Wandi mum and son keep man alive

Chloe FraserSound Telegraph
Wandi mum Debbie Tentori and her son Tristan Thomson's quick thinking saved the life of a stranger.
Camera IconWandi mum Debbie Tentori and her son Tristan Thomson's quick thinking saved the life of a stranger. Credit: Picture: Chloe Fraser

A Wandi mother and son have been hailed heroes after their quick thinking and teamwork saved the life of a stranger who went into cardiac arrest last month.

Adam Flockhart, 44, was visiting Vebas Aquarium in Fremantle about 3pm on August 8 when his impromptu shopping trip took a turn for the worst.

“I was setting up a new fish tank so I went to look for various bits and pieces and that’s when it happened,” he said.

Mr Flockhart’s heart “went into a weird rhythm” causing him to collapse.

“I don’t remember anything ... I just remember waking up in hospital,” he said.

Mr Flockhart’s wife Lisa, who was not with her husband when the incident occurred, said she “owed everything” to the strangers who saved his life.

Wandi resident Debbie Tentori and her son Tristan Thomson were at the same shop when they heard a lady frantically ask if anyone had first aid training in CPR.

The pair immediately jumped into action. Their confidence in knowing what to do ultimately saved Mr Flockhart’s life.

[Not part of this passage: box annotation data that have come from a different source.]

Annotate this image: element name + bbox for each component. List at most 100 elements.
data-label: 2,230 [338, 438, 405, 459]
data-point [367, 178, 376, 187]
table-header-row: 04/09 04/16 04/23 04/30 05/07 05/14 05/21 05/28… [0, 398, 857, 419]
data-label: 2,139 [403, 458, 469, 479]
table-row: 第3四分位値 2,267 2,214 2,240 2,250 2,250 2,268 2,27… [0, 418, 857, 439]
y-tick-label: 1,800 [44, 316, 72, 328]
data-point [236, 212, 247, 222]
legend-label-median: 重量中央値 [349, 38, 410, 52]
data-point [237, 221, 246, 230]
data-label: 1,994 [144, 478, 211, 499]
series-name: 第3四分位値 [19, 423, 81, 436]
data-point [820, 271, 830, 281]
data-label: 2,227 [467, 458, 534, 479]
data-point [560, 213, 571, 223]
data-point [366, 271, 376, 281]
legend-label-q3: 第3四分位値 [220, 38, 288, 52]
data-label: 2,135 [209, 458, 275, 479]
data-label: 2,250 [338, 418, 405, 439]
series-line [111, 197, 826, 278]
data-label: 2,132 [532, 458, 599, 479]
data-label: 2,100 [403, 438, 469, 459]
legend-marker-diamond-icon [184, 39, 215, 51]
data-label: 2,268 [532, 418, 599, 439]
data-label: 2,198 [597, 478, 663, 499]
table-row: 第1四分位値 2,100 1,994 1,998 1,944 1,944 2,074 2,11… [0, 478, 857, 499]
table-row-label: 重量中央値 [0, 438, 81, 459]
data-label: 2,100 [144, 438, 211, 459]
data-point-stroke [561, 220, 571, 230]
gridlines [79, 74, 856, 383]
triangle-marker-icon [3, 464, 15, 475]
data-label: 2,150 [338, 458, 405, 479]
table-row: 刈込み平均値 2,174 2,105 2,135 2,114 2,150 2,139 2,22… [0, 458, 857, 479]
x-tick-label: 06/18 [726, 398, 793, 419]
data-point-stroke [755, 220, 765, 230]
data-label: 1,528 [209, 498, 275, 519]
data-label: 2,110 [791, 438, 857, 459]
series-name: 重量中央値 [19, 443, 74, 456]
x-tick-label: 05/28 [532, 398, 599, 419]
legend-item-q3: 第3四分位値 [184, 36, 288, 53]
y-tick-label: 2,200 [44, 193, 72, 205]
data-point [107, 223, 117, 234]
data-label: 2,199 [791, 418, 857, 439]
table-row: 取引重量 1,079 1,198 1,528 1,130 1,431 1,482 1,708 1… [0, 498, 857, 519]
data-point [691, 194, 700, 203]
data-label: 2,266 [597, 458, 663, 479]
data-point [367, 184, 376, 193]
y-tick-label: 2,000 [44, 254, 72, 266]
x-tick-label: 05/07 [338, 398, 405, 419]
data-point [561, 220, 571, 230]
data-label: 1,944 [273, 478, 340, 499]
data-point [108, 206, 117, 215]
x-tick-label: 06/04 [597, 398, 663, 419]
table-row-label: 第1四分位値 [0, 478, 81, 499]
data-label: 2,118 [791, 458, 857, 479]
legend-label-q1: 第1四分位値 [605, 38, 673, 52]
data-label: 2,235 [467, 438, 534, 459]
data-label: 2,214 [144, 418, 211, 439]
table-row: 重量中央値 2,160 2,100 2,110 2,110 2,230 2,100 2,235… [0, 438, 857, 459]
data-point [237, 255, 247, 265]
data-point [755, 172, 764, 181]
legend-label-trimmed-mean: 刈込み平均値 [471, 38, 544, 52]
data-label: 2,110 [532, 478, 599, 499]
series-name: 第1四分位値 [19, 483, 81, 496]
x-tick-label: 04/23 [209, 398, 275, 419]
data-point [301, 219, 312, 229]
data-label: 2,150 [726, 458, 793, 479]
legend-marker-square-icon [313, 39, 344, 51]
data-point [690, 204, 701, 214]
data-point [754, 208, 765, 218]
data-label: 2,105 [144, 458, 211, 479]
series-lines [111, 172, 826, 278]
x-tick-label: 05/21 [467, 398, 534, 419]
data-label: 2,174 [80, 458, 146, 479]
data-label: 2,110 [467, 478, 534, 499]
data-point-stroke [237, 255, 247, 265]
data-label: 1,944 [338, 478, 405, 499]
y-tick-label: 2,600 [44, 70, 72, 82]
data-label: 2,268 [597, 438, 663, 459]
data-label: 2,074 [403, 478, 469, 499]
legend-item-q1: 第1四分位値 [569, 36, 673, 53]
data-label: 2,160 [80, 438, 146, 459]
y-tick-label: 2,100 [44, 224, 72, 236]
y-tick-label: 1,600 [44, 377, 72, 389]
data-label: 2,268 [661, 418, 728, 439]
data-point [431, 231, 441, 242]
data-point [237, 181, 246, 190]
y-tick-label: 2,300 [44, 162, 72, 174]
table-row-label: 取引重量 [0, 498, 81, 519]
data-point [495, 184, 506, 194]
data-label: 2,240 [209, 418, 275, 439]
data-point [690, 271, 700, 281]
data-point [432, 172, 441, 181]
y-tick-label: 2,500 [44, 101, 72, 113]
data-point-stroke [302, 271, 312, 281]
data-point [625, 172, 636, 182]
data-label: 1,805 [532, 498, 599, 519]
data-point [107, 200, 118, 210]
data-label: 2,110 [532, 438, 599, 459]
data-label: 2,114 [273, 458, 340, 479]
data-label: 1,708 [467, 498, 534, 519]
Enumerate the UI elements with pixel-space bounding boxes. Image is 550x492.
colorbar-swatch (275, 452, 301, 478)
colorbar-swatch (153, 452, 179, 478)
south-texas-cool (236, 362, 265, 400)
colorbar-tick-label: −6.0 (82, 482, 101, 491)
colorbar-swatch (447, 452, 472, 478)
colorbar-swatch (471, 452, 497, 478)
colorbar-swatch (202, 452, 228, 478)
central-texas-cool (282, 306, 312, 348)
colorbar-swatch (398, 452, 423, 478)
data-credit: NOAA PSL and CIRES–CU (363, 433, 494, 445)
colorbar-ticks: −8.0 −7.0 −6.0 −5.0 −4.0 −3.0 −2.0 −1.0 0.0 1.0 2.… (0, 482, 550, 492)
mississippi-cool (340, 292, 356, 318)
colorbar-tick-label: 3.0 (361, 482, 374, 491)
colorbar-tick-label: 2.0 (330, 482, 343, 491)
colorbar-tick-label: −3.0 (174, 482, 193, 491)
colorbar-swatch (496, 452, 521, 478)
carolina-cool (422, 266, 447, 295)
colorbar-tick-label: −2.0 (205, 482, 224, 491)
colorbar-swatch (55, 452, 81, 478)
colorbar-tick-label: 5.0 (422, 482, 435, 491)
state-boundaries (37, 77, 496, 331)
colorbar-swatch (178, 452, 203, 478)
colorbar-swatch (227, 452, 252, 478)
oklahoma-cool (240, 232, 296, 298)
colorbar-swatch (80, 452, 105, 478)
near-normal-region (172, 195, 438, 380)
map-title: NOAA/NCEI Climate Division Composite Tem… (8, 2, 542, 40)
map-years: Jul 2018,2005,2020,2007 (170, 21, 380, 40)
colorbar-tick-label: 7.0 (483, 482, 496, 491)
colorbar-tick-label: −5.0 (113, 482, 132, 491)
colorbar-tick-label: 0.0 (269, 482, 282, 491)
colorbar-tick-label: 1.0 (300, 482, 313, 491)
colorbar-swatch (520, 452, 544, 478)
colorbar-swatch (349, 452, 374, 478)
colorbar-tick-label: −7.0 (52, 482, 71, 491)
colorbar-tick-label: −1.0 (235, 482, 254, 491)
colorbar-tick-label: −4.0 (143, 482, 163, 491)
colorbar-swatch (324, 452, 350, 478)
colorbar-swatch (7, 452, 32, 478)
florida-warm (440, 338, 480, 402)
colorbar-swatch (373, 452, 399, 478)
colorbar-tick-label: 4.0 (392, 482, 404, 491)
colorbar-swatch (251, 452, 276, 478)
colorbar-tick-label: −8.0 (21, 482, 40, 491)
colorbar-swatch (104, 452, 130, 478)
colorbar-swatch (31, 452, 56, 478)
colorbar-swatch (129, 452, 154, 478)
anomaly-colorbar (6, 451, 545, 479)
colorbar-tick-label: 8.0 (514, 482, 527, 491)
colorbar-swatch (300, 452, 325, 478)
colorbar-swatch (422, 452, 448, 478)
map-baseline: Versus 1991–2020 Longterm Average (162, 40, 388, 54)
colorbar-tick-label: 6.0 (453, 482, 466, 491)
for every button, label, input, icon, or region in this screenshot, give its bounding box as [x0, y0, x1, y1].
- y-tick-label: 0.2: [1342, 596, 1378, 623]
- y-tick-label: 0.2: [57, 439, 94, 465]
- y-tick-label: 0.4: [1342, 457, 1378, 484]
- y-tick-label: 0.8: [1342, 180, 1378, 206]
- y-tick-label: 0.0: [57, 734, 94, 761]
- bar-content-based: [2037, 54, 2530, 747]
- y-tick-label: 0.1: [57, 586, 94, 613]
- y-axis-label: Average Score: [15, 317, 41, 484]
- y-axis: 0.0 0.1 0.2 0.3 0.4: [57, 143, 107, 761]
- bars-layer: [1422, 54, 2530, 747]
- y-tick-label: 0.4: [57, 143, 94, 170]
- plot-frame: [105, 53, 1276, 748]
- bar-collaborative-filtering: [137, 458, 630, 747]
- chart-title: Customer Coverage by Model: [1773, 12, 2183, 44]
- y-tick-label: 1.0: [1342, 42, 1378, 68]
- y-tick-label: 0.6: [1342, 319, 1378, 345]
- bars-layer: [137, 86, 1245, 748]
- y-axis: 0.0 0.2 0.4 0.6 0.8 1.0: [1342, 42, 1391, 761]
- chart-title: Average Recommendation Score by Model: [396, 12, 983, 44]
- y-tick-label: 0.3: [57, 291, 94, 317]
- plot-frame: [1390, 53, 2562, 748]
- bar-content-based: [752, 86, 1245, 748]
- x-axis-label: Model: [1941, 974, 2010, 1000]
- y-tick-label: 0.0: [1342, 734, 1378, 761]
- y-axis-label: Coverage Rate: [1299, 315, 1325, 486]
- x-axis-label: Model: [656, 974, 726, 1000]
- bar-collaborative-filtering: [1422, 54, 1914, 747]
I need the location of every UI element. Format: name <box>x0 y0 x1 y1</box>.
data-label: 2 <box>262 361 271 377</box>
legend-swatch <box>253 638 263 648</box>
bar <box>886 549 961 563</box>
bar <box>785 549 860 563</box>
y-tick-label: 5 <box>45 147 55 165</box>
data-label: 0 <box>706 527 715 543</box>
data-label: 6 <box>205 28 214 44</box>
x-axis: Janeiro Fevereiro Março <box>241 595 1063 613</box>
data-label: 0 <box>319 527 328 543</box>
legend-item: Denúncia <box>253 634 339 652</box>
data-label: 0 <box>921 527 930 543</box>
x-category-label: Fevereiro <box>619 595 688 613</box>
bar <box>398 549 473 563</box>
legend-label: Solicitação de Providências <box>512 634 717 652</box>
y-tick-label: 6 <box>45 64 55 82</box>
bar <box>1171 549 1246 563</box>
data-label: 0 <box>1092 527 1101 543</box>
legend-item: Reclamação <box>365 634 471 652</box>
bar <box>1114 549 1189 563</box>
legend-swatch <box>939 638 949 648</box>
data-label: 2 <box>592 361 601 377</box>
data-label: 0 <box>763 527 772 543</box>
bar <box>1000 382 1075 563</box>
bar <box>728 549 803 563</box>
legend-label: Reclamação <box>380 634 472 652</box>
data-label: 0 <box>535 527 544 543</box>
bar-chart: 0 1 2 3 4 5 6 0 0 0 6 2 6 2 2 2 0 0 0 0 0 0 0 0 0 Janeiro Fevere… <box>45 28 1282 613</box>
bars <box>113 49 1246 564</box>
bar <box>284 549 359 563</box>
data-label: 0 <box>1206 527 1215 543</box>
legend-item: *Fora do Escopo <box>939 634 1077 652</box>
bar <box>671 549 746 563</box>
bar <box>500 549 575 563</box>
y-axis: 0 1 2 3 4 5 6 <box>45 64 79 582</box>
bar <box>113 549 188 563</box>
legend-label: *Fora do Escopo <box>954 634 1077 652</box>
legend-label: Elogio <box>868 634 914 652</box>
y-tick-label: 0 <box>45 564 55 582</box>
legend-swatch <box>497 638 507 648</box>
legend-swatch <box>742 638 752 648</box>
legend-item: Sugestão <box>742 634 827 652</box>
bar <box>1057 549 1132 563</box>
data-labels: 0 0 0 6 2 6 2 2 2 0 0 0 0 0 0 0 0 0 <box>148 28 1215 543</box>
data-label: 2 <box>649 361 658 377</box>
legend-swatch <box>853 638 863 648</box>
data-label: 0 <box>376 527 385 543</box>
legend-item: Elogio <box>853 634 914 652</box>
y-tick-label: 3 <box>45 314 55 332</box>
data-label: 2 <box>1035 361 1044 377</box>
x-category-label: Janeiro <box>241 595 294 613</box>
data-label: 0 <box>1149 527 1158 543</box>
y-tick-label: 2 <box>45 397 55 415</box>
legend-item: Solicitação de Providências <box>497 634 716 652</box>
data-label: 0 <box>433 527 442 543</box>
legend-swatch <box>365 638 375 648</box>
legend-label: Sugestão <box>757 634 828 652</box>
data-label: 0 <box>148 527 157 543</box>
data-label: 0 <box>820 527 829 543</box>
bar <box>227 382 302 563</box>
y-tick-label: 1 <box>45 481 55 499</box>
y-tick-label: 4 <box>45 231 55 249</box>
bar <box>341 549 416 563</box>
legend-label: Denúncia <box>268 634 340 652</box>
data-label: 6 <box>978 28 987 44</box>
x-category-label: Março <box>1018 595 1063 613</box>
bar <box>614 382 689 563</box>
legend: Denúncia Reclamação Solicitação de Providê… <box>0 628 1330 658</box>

“The chap was on the ground, his whole face was purple and his lips were blue,” Mrs Tentori said.

“We realised he wasn’t breathing and I shouted to Tristan to start CPR, so he started the compressions and I checked for his pulse.

“At one stage we heard a little gasp and we knew he was coming back to us so we kept going.

“We never gave it a second thought...we kinda just went into that mode.”

Mrs Tentori said it was hard to measure time “when something like this happens” but she estimated her son had performed CPR for about 8-10 minutes before the ambulance arrived.

“Five paramedics took over...I think they shocked him three times,” Mrs Tentori said.

“It took a while for the ambos to stabilise him before he could be removed.

“It’s a day I’ll never forget. I think it was a case of us being in the right place at the right time.”

But Mr Thomson, who has performed CPR several times before, said he did not feel like a hero.

“I just did what I’m trained to do,” he said.

“We want to praise the shop and staff, if it wasn’t for them listening to instructions it could have gone differently.”

Mr Thomson said it was crucial people learnt CPR and knew what to do in the event of an emergency.

“Every year everyone should be doing CPR refresher ... it should be a compulsory thing,” he said.

Mr Flockhart was treated in the intensive care unit for about a week before being transferred to a general ward for another three weeks. He was returned home from hospital on September 2 after undergoing surgery to place a permanent defibrillator in his chest.

Health Minister Roger Cook said the State Government did not have plans to make CPR training mandatory, but was keen to support education programs to ensure the training could reach as many people as possible.

“I would strongly urge everyone to learn CPR,” he said.

“Anyone at any time could be called on to save a life.

“It can be learnt quite quickly but the lesson lasts a lifetime.”